Tooth decay is the destruction of tooth structure and can affect both the enamel (the outer white coating of the tooth) and the dentin layer of the tooth.
Tooth decay occurs when foods containing carbohydrates (sugars and starches), such as breads, cereals, milk, soda, fruits, cakes, or candy are left on the teeth. Bacteria that live in the mouth digest these foods, turning them into acids. The bacteria, acid, food debris, and saliva combine to form plaque, which clings to the teeth. The acids in plaque dissolve the enamel surface of the teeth, creating holes in the teeth called cavities.
1. What is tooth decay?
Tooth decay is the process that results in a cavity (dental caries). It occurs when bacteria in your mouth make acids that eat away at a tooth. If not treated, tooth decay can cause pain, infection and tooth loss.
You can easily prevent tooth decay by brushing and flossing your tooth regularly, seeing your dentist for teeth cleaning and checkups, and avoiding foods high in sugar.
2. What causes tooth decay?
The combination of bacteria and food causes tooth decay. A clear, sticky substance called plaque that contains bacteria is always forming on your teeth and gums. As the bacteria feed on the sugars in the food you eat, they make acids. The acids attack the teeth and over a period of time, these acids destroy tooth enamel, resulting in tooth decay.
3. What are the symptoms?
Tooth decay usually does not cause symptoms until you have a cavity or an infected tooth. When this occurs, a toothache is the most common symptoms. The pain can be sharp, sudden, and shoot deep into the nerve endings of the teeth.
Tooth sensitivity in one or more teeth triggered by hot, cold, sweet, or sour foods and drinks, or even by breathing cold air can also be a symptom.
4. What to do if you suspect tooth decay
You should suspect tooth decay if you or a family member feels severe pain in the tooth/teeth especially on drinking cold or hot drinks.
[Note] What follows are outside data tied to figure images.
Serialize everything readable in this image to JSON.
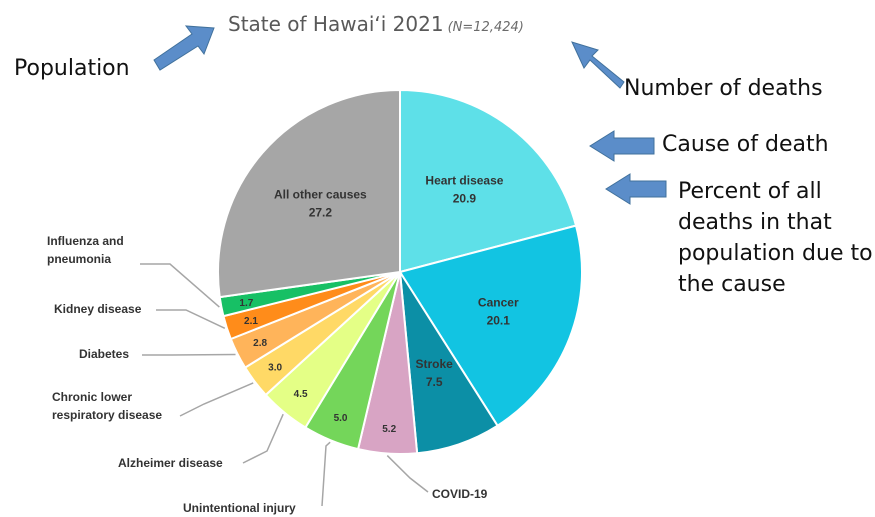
{
  "title": {
    "main": "State of Hawaiʻi 2021",
    "n": "(N=12,424)"
  },
  "annotations": {
    "population": "Population",
    "number_of_deaths": "Number of deaths",
    "cause_of_death": "Cause of death",
    "percent_line1": "Percent of all",
    "percent_line2": "deaths in that",
    "percent_line3": "population due to",
    "percent_line4": "the cause"
  },
  "chart_data": {
    "type": "pie",
    "title": "State of Hawaiʻi 2021",
    "subtitle": "(N=12,424)",
    "slices": [
      {
        "label": "Heart disease",
        "value": 20.9,
        "color": "#5ee0e8",
        "label_inside": true
      },
      {
        "label": "Cancer",
        "value": 20.1,
        "color": "#12c4e2",
        "label_inside": true
      },
      {
        "label": "Stroke",
        "value": 7.5,
        "color": "#0c8fa6",
        "label_inside": true
      },
      {
        "label": "COVID-19",
        "value": 5.2,
        "color": "#d8a4c4",
        "label_inside": false
      },
      {
        "label": "Unintentional injury",
        "value": 5.0,
        "color": "#74d65a",
        "label_inside": false
      },
      {
        "label": "Alzheimer disease",
        "value": 4.5,
        "color": "#e4ff86",
        "label_inside": false
      },
      {
        "label": "Chronic lower respiratory disease",
        "value": 3.0,
        "color": "#ffd966",
        "label_inside": false
      },
      {
        "label": "Diabetes",
        "value": 2.8,
        "color": "#ffb45a",
        "label_inside": false
      },
      {
        "label": "Kidney disease",
        "value": 2.1,
        "color": "#ff8c1a",
        "label_inside": false
      },
      {
        "label": "Influenza and pneumonia",
        "value": 1.7,
        "color": "#17c065",
        "label_inside": false
      },
      {
        "label": "All other causes",
        "value": 27.2,
        "color": "#a6a6a6",
        "label_inside": true
      }
    ]
  },
  "colors": {
    "arrow": "#5b8dc9",
    "arrow_stroke": "#41719c",
    "leader": "#a6a6a6"
  }
}
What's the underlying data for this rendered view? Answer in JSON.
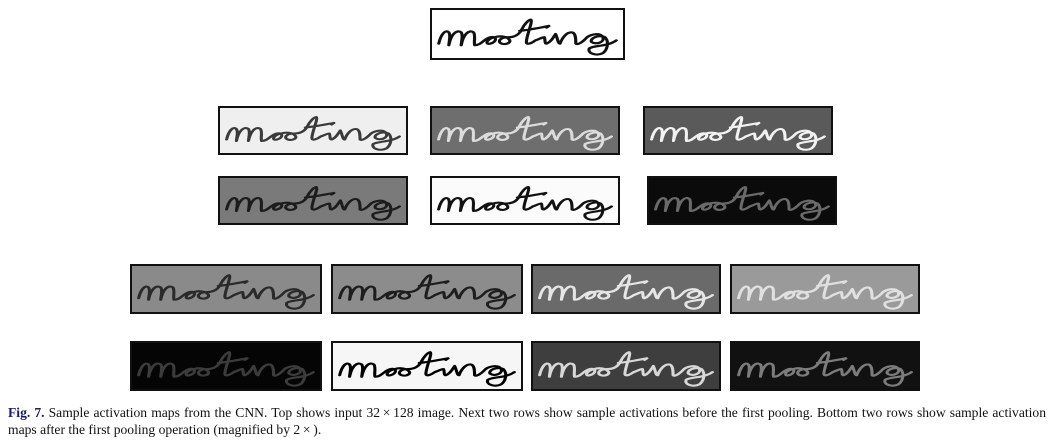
{
  "figure": {
    "word": "meeting",
    "caption_label": "Fig. 7.",
    "caption_text": "Sample activation maps from the CNN. Top shows input 32 × 128 image. Next two rows show sample activations before the first pooling. Bottom two rows show sample activation maps after the first pooling operation (magnified by 2 × )."
  },
  "tiles": {
    "input": {
      "bg": "#ffffff",
      "ink": "#111111"
    },
    "pre_pool": [
      {
        "bg": "#efefef",
        "ink": "#3a3a3a"
      },
      {
        "bg": "#6e6e6e",
        "ink": "#dcdcdc"
      },
      {
        "bg": "#5a5a5a",
        "ink": "#f2f2f2"
      },
      {
        "bg": "#7a7a7a",
        "ink": "#1c1c1c"
      },
      {
        "bg": "#fbfbfb",
        "ink": "#111111"
      },
      {
        "bg": "#0b0b0b",
        "ink": "#6a6a6a"
      }
    ],
    "post_pool": [
      {
        "bg": "#8a8a8a",
        "ink": "#2a2a2a"
      },
      {
        "bg": "#8c8c8c",
        "ink": "#1e1e1e"
      },
      {
        "bg": "#6a6a6a",
        "ink": "#e6e6e6"
      },
      {
        "bg": "#9a9a9a",
        "ink": "#e0e0e0"
      },
      {
        "bg": "#050505",
        "ink": "#3c3c3c"
      },
      {
        "bg": "#f6f6f6",
        "ink": "#000000"
      },
      {
        "bg": "#3e3e3e",
        "ink": "#d8d8d8"
      },
      {
        "bg": "#111111",
        "ink": "#7c7c7c"
      }
    ]
  }
}
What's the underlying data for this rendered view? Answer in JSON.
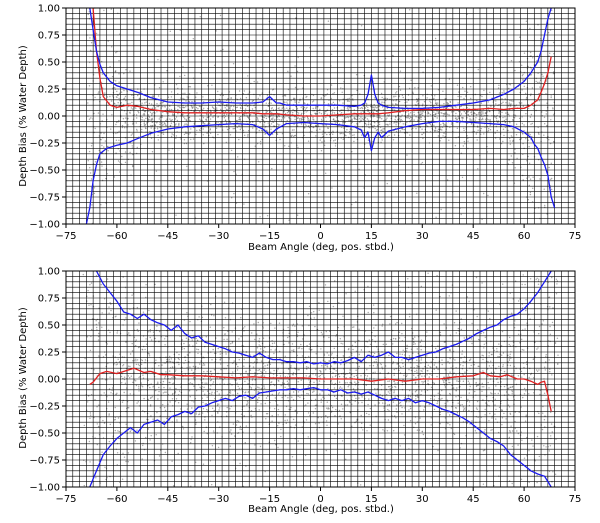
{
  "colors": {
    "scatter": "#808080",
    "mean_line": "#e02020",
    "std_lines": "#1a1aee",
    "grid": "#000000",
    "background": "#ffffff"
  },
  "chart_data": [
    {
      "type": "scatter",
      "xlabel": "Beam Angle (deg, pos. stbd.)",
      "ylabel": "Depth Bias (% Water Depth)",
      "xlim": [
        -75,
        75
      ],
      "ylim": [
        -1.0,
        1.0
      ],
      "xticks": [
        -75,
        -60,
        -45,
        -30,
        -15,
        0,
        15,
        30,
        45,
        60,
        75
      ],
      "xtick_labels": [
        "−75",
        "−60",
        "−45",
        "−30",
        "−15",
        "0",
        "15",
        "30",
        "45",
        "60",
        "75"
      ],
      "yticks": [
        -1.0,
        -0.75,
        -0.5,
        -0.25,
        0.0,
        0.25,
        0.5,
        0.75,
        1.0
      ],
      "ytick_labels": [
        "−1.00",
        "−0.75",
        "−0.50",
        "−0.25",
        "0.00",
        "0.25",
        "0.50",
        "0.75",
        "1.00"
      ],
      "grid": "on (vertical every 2 deg, horizontal every 0.05)",
      "scatter_extent_deg": [
        -69,
        69
      ],
      "series": [
        {
          "style": "line",
          "color": "#e02020",
          "x": [
            -67,
            -66,
            -65,
            -64,
            -62,
            -60,
            -57,
            -54,
            -50,
            -45,
            -40,
            -35,
            -30,
            -25,
            -20,
            -17,
            -15,
            -13,
            -10,
            -5,
            0,
            5,
            10,
            13,
            15,
            17,
            20,
            25,
            30,
            35,
            40,
            45,
            50,
            54,
            57,
            60,
            62,
            64,
            65,
            66,
            67,
            68
          ],
          "y": [
            1.0,
            0.6,
            0.35,
            0.18,
            0.1,
            0.08,
            0.1,
            0.09,
            0.06,
            0.04,
            0.03,
            0.03,
            0.03,
            0.03,
            0.03,
            0.02,
            0.02,
            0.02,
            0.01,
            0.0,
            0.0,
            0.01,
            0.02,
            0.02,
            0.02,
            0.02,
            0.03,
            0.05,
            0.06,
            0.06,
            0.06,
            0.06,
            0.07,
            0.06,
            0.07,
            0.07,
            0.1,
            0.15,
            0.22,
            0.3,
            0.4,
            0.55
          ]
        },
        {
          "style": "line",
          "color": "#1a1aee",
          "x": [
            -68,
            -67,
            -66,
            -65,
            -64,
            -62,
            -60,
            -57,
            -54,
            -50,
            -45,
            -40,
            -35,
            -30,
            -25,
            -20,
            -17,
            -15,
            -13,
            -12,
            -10,
            -5,
            0,
            5,
            10,
            12,
            13,
            14,
            15,
            16,
            17,
            18,
            20,
            25,
            30,
            35,
            40,
            45,
            50,
            54,
            57,
            60,
            62,
            64,
            65,
            66,
            67,
            68
          ],
          "y": [
            1.0,
            0.8,
            0.6,
            0.48,
            0.4,
            0.32,
            0.28,
            0.25,
            0.22,
            0.17,
            0.13,
            0.12,
            0.12,
            0.13,
            0.12,
            0.12,
            0.13,
            0.18,
            0.12,
            0.12,
            0.1,
            0.1,
            0.1,
            0.1,
            0.09,
            0.1,
            0.12,
            0.2,
            0.38,
            0.2,
            0.12,
            0.1,
            0.08,
            0.07,
            0.07,
            0.08,
            0.1,
            0.12,
            0.15,
            0.2,
            0.25,
            0.32,
            0.4,
            0.5,
            0.6,
            0.75,
            0.9,
            1.0
          ]
        },
        {
          "style": "line",
          "color": "#1a1aee",
          "x": [
            -69,
            -68,
            -67,
            -66,
            -65,
            -63,
            -60,
            -57,
            -54,
            -50,
            -45,
            -40,
            -35,
            -30,
            -25,
            -20,
            -17,
            -15,
            -13,
            -10,
            -5,
            0,
            5,
            10,
            12,
            13,
            14,
            15,
            16,
            17,
            18,
            20,
            25,
            30,
            35,
            40,
            45,
            50,
            54,
            57,
            60,
            62,
            63,
            64,
            65,
            66,
            67,
            68,
            69
          ],
          "y": [
            -1.0,
            -0.85,
            -0.6,
            -0.45,
            -0.35,
            -0.3,
            -0.27,
            -0.25,
            -0.21,
            -0.16,
            -0.12,
            -0.1,
            -0.09,
            -0.08,
            -0.07,
            -0.08,
            -0.12,
            -0.18,
            -0.12,
            -0.07,
            -0.06,
            -0.07,
            -0.08,
            -0.1,
            -0.13,
            -0.2,
            -0.15,
            -0.32,
            -0.2,
            -0.15,
            -0.2,
            -0.14,
            -0.1,
            -0.07,
            -0.05,
            -0.05,
            -0.06,
            -0.07,
            -0.08,
            -0.1,
            -0.15,
            -0.2,
            -0.26,
            -0.3,
            -0.38,
            -0.45,
            -0.55,
            -0.75,
            -0.85
          ]
        }
      ]
    },
    {
      "type": "scatter",
      "xlabel": "Beam Angle (deg, pos. stbd.)",
      "ylabel": "Depth Bias (% Water Depth)",
      "xlim": [
        -75,
        75
      ],
      "ylim": [
        -1.0,
        1.0
      ],
      "xticks": [
        -75,
        -60,
        -45,
        -30,
        -15,
        0,
        15,
        30,
        45,
        60,
        75
      ],
      "xtick_labels": [
        "−75",
        "−60",
        "−45",
        "−30",
        "−15",
        "0",
        "15",
        "30",
        "45",
        "60",
        "75"
      ],
      "yticks": [
        -1.0,
        -0.75,
        -0.5,
        -0.25,
        0.0,
        0.25,
        0.5,
        0.75,
        1.0
      ],
      "ytick_labels": [
        "−1.00",
        "−0.75",
        "−0.50",
        "−0.25",
        "0.00",
        "0.25",
        "0.50",
        "0.75",
        "1.00"
      ],
      "grid": "on (vertical every 2 deg, horizontal every 0.05)",
      "scatter_extent_deg": [
        -70,
        70
      ],
      "series": [
        {
          "style": "line",
          "color": "#e02020",
          "x": [
            -68,
            -67,
            -65,
            -63,
            -60,
            -57,
            -55,
            -52,
            -50,
            -47,
            -45,
            -40,
            -35,
            -30,
            -25,
            -20,
            -15,
            -10,
            -5,
            0,
            5,
            10,
            15,
            20,
            25,
            30,
            35,
            40,
            45,
            48,
            50,
            53,
            55,
            58,
            60,
            62,
            64,
            65,
            66,
            67,
            68
          ],
          "y": [
            -0.05,
            -0.03,
            0.05,
            0.07,
            0.05,
            0.08,
            0.1,
            0.06,
            0.07,
            0.04,
            0.04,
            0.03,
            0.03,
            0.02,
            0.01,
            0.02,
            0.01,
            0.01,
            0.01,
            0.0,
            0.0,
            0.0,
            -0.02,
            0.0,
            -0.02,
            0.0,
            0.0,
            0.02,
            0.03,
            0.06,
            0.03,
            0.02,
            0.04,
            0.0,
            0.0,
            -0.02,
            -0.05,
            -0.03,
            -0.02,
            -0.15,
            -0.3
          ]
        },
        {
          "style": "line",
          "color": "#1a1aee",
          "x": [
            -66,
            -64,
            -62,
            -60,
            -58,
            -56,
            -54,
            -52,
            -50,
            -48,
            -46,
            -44,
            -42,
            -40,
            -38,
            -36,
            -34,
            -32,
            -30,
            -28,
            -26,
            -24,
            -22,
            -20,
            -18,
            -16,
            -14,
            -12,
            -10,
            -8,
            -6,
            -4,
            -2,
            0,
            2,
            4,
            6,
            8,
            10,
            12,
            14,
            16,
            18,
            20,
            22,
            24,
            26,
            28,
            30,
            32,
            34,
            36,
            38,
            40,
            42,
            44,
            46,
            48,
            50,
            52,
            54,
            56,
            58,
            60,
            62,
            64,
            66,
            68
          ],
          "y": [
            1.0,
            0.88,
            0.8,
            0.72,
            0.62,
            0.6,
            0.56,
            0.6,
            0.55,
            0.52,
            0.5,
            0.45,
            0.5,
            0.42,
            0.38,
            0.4,
            0.34,
            0.32,
            0.3,
            0.28,
            0.25,
            0.24,
            0.22,
            0.2,
            0.24,
            0.2,
            0.18,
            0.18,
            0.16,
            0.16,
            0.15,
            0.16,
            0.14,
            0.15,
            0.14,
            0.16,
            0.15,
            0.17,
            0.2,
            0.16,
            0.22,
            0.2,
            0.22,
            0.25,
            0.2,
            0.2,
            0.18,
            0.2,
            0.22,
            0.24,
            0.25,
            0.28,
            0.3,
            0.32,
            0.35,
            0.38,
            0.42,
            0.45,
            0.48,
            0.5,
            0.55,
            0.58,
            0.6,
            0.65,
            0.72,
            0.8,
            0.9,
            1.0
          ]
        },
        {
          "style": "line",
          "color": "#1a1aee",
          "x": [
            -68,
            -66,
            -64,
            -62,
            -60,
            -58,
            -56,
            -54,
            -52,
            -50,
            -48,
            -46,
            -44,
            -42,
            -40,
            -38,
            -36,
            -34,
            -32,
            -30,
            -28,
            -26,
            -24,
            -22,
            -20,
            -18,
            -16,
            -14,
            -12,
            -10,
            -8,
            -6,
            -4,
            -2,
            0,
            2,
            4,
            6,
            8,
            10,
            12,
            14,
            16,
            18,
            20,
            22,
            24,
            26,
            28,
            30,
            32,
            34,
            36,
            38,
            40,
            42,
            44,
            46,
            48,
            50,
            52,
            54,
            56,
            58,
            60,
            62,
            64,
            66,
            68
          ],
          "y": [
            -1.0,
            -0.85,
            -0.7,
            -0.62,
            -0.55,
            -0.5,
            -0.45,
            -0.5,
            -0.42,
            -0.4,
            -0.38,
            -0.42,
            -0.35,
            -0.33,
            -0.3,
            -0.32,
            -0.26,
            -0.25,
            -0.22,
            -0.2,
            -0.18,
            -0.2,
            -0.16,
            -0.15,
            -0.18,
            -0.13,
            -0.12,
            -0.11,
            -0.1,
            -0.1,
            -0.09,
            -0.1,
            -0.09,
            -0.08,
            -0.1,
            -0.1,
            -0.12,
            -0.1,
            -0.13,
            -0.12,
            -0.14,
            -0.12,
            -0.15,
            -0.18,
            -0.2,
            -0.18,
            -0.2,
            -0.18,
            -0.22,
            -0.2,
            -0.22,
            -0.25,
            -0.28,
            -0.3,
            -0.33,
            -0.36,
            -0.4,
            -0.45,
            -0.5,
            -0.55,
            -0.58,
            -0.62,
            -0.7,
            -0.75,
            -0.8,
            -0.85,
            -0.88,
            -0.9,
            -1.0
          ]
        }
      ]
    }
  ]
}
See a dentist immediately.
5. Possible complications of tooth decay.
Tooth decay can cause infections of the heart and blood vessels; it can also cause tooth loss.
As said earlier, bacteria normally present in the mouth break down sugars to form acids which eat up the “white” of the teeth and gums causing cavities. The bacteria also work on the sugar in the mouth to form thick substances (plaques) that stick to the teeth. These plaques in turn aid the activities of the bacteria to create more cavities. Some of these bacteria can find their way into the blood stream and cause infections in the heart and the blood vessels.
6. Prevention of tooth decay
Tooth decay can be prevented by:
a. Brushing with fluoride toothpaste twice daily.
b. Flossing once in the night before retiring for the day.
c. Eating Foods like Carrots, Apples.
d. Seeing a Dentist regularly for oral examination and dental cleaning.
e. Avoiding excessive consumption of carbohydrates especially sugars
f. In addition, researchers have found that a chewing gum that contains the sweetener called xylitol temporarily retards the growth of bacteria that cause tooth decay.